-
-
Notifications
You must be signed in to change notification settings - Fork 346
Description
Describe the bug
Some of the Child runners EC2 instances are not going to terminated state even after it is showing in the CloudTrail logs that it is transitioning from stopping to shutting-down state. This is keeping some of the Child runners EC2 instances in the stopped state for a long period of time and during the roll out of runners, there is a need to manually delete that.
To Reproduce
Steps to reproduce the behavior:
- Unable to reproduce this issue manually since we are using same module for spinning up multiple runners but it is happening intermittently.
- Try going to the AWS Console and filter out EC2 instances using the
gitlab-runner-parent-id=<parent>
and search for Stopped instances.
Expected behavior
- No instances should be in Stopped state. Every child runner EC2 instances should be in Terminated state.
- This hinders the roll out of new runners since we destroy every resources (security groups, etc.) and since the instances are in stopped state, security groups are attached and the destroy resources fails. Then, we have to manually terminate those instances after which the resources are destroyed and recreated.
Additional context
I checked with the AWS Support folks as I thought this may be an issue from their end but they replied with this:
Issue Summary:
Child instances from one specific ASG are not completing termination
Instances reach "shutting-down" state but don't complete termination
Other ASGs with identical configurations are working as expected
AWS services (API calls, permissions) working as expected
Architecture Overview:
ASG launches parent EC2 instances (GitLab Runners)
Parent instances create child instances for jobs
After job completion, child instances should terminate
Parent instances remain running for future jobs
Our Investigation:
==============
We've verified AWS service functionality:
CloudTrail logs show successful TerminateInstances API calls
IAM permissions are working correctly (evidenced by other ASGs)
No termination protection issues (confirmed disabled)
ASG and lifecycle hook configurations are identical across groups
Key Findings:
As per cloudtrail, termination API requests are being called.
Instances successfully transition to "shutting-down" state
No API throttling or permission issues detected
Infrastructure-level configurations are consistent across ASGs
==> Since AWS services are functioning as expected, we recommend:
Engaging your application team to investigate instance-level shutdown behavior
Reviewing instance termination calls from parent to child instance.

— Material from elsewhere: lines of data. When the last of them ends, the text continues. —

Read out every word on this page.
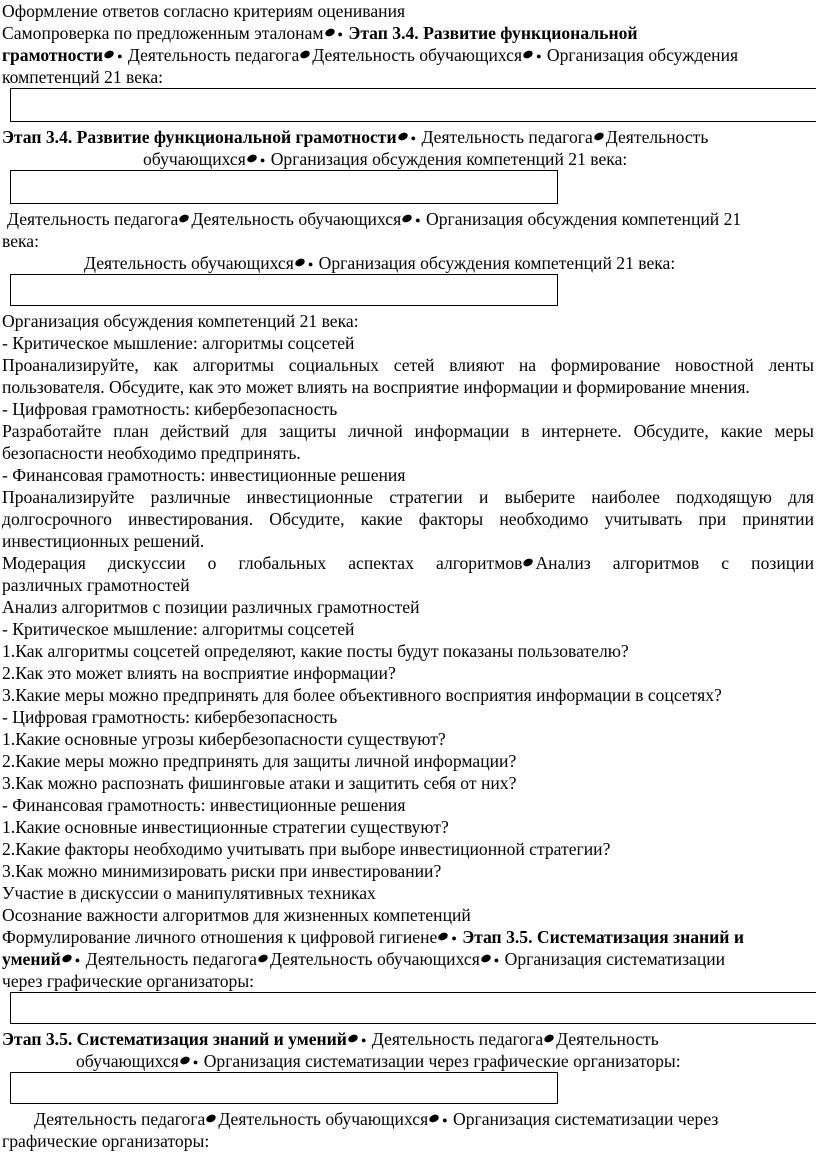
Оформление ответов согласно критериям оценивания
Самопроверка по предложенным эталонам ● Этап 3.4. Развитие функциональной
грамотности ● Деятельность педагога Деятельность обучающихся ● Организация обсуждения
компетенций 21 века:
Этап 3.4. Развитие функциональной грамотности ● Деятельность педагога Деятельность
обучающихся ● Организация обсуждения компетенций 21 века:
Деятельность педагога Деятельность обучающихся ● Организация обсуждения компетенций 21
века:
Деятельность обучающихся ● Организация обсуждения компетенций 21 века:
Организация обсуждения компетенций 21 века:
- Критическое мышление: алгоритмы соцсетей
Проанализируйте, как алгоритмы социальных сетей влияют на формирование новостной ленты
пользователя. Обсудите, как это может влиять на восприятие информации и формирование мнения.
- Цифровая грамотность: кибербезопасность
Разработайте план действий для защиты личной информации в интернете. Обсудите, какие меры
безопасности необходимо предпринять.
- Финансовая грамотность: инвестиционные решения
Проанализируйте различные инвестиционные стратегии и выберите наиболее подходящую для
долгосрочного инвестирования. Обсудите, какие факторы необходимо учитывать при принятии
инвестиционных решений.
Модерация дискуссии о глобальных аспектах алгоритмов Анализ алгоритмов с позиции
различных грамотностей
Анализ алгоритмов с позиции различных грамотностей
- Критическое мышление: алгоритмы соцсетей
1.Как алгоритмы соцсетей определяют, какие посты будут показаны пользователю?
2.Как это может влиять на восприятие информации?
3.Какие меры можно предпринять для более объективного восприятия информации в соцсетях?
- Цифровая грамотность: кибербезопасность
1.Какие основные угрозы кибербезопасности существуют?
2.Какие меры можно предпринять для защиты личной информации?
3.Как можно распознать фишинговые атаки и защитить себя от них?
- Финансовая грамотность: инвестиционные решения
1.Какие основные инвестиционные стратегии существуют?
2.Какие факторы необходимо учитывать при выборе инвестиционной стратегии?
3.Как можно минимизировать риски при инвестировании?
Участие в дискуссии о манипулятивных техниках
Осознание важности алгоритмов для жизненных компетенций
Формулирование личного отношения к цифровой гигиене ● Этап 3.5. Систематизация знаний и
умений ● Деятельность педагога Деятельность обучающихся ● Организация систематизации
через графические организаторы:
Этап 3.5. Систематизация знаний и умений ● Деятельность педагога Деятельность
обучающихся ● Организация систематизации через графические организаторы:
Деятельность педагога Деятельность обучающихся ● Организация систематизации через
графические организаторы:
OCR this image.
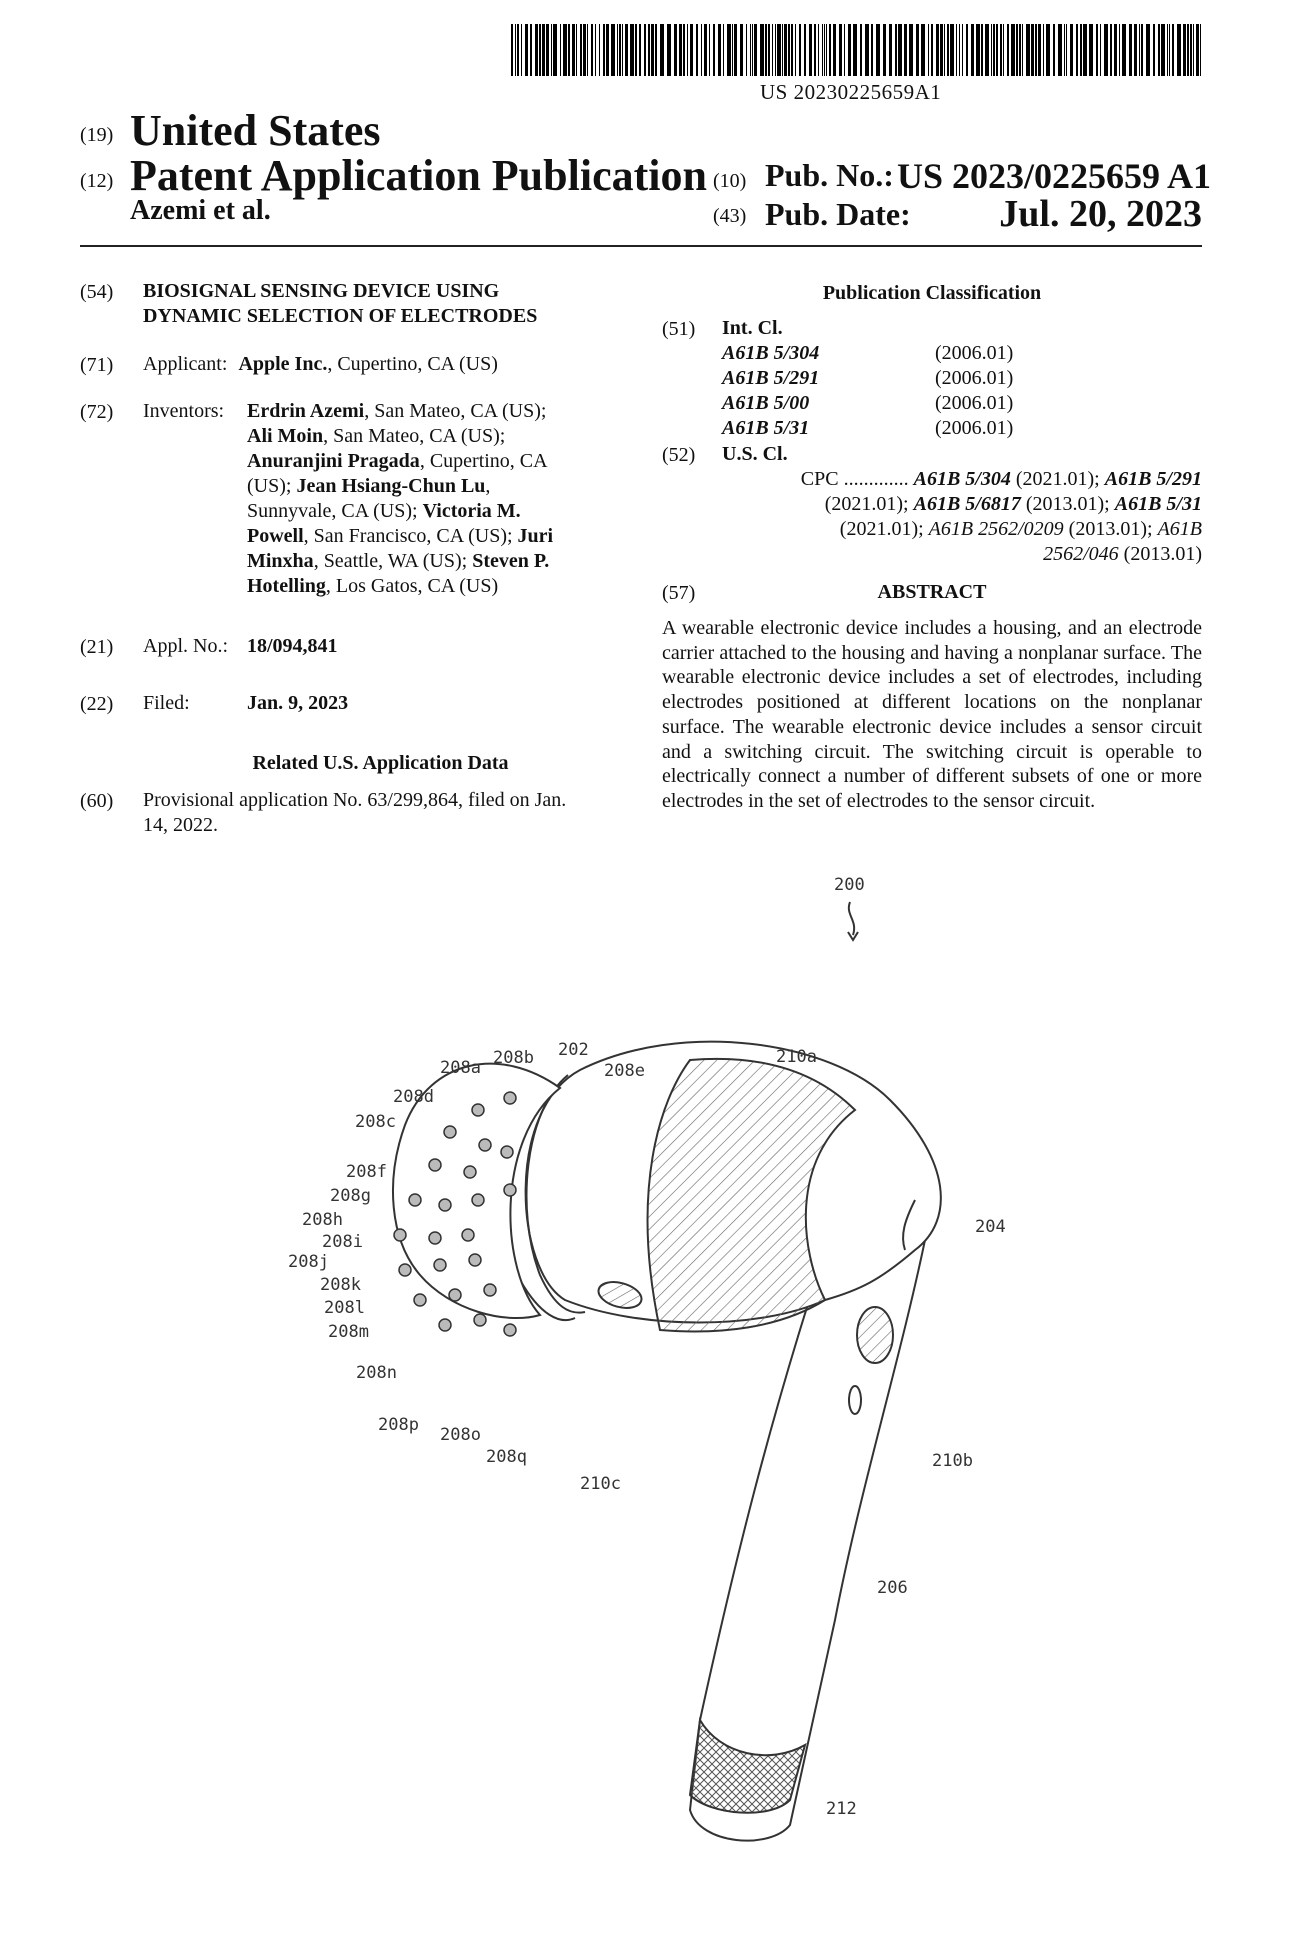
US 20230225659A1
(19) United States
(12) Patent Application Publication
Azemi et al.
(10) Pub. No.: US 2023/0225659 A1
(43) Pub. Date: Jul. 20, 2023
(54) BIOSIGNAL SENSING DEVICE USING
DYNAMIC SELECTION OF ELECTRODES
(71) Applicant: Apple Inc., Cupertino, CA (US)
(72) Inventors: Erdrin Azemi, San Mateo, CA (US);
Ali Moin, San Mateo, CA (US);
Anuranjini Pragada, Cupertino, CA
(US); Jean Hsiang-Chun Lu,
Sunnyvale, CA (US); Victoria M.
Powell, San Francisco, CA (US); Juri
Minxha, Seattle, WA (US); Steven P.
Hotelling, Los Gatos, CA (US)
(21) Appl. No.: 18/094,841
(22) Filed:	Jan. 9, 2023
Related U.S. Application Data
(60) Provisional application No. 63/299,864, filed on Jan.
14, 2022.
Publication Classification
(51) Int. Cl.
A61B 5/304	(2006.01)
A61B 5/291	(2006.01)
A61B 5/00	(2006.01)
A61B 5/31	(2006.01)
(52) U.S. Cl.
CPC ............. A61B 5/304 (2021.01); A61B 5/291
(2021.01); A61B 5/6817 (2013.01); A61B 5/31
(2021.01); A61B 2562/0209 (2013.01); A61B
2562/046 (2013.01)
(57)	ABSTRACT
A wearable electronic device includes a housing, and an electrode carrier attached to the housing and having a nonplanar surface. The wearable electronic device includes a set of electrodes, including electrodes positioned at different locations on the nonplanar surface. The wearable electronic device includes a sensor circuit and a switching circuit. The switching circuit is operable to electrically connect a number of different subsets of one or more electrodes in the set of electrodes to the sensor circuit.
202
204
206
208a 208b
208c
208d
208e
208f
208g
208h
208i
208j
208k
208l
208m
208n
208o
208p
208q
210a
210b
210c
212
200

Analyzing application logs on parent during termination attempts.
As part of AWS Support's scope, we can provide comprehensive guidance on AWS infrastructure components, while application-specific troubleshooting such as GitLab Runner configurations or instance-level processes would be best addressed by your application team. Hence please check the code related components with the development team as they would be best to provide an expertise on that.
If you guys have any feedback on something I may have misunderstood/misconfigured I'm more than happy to read it.
Best regards & keep up the good work!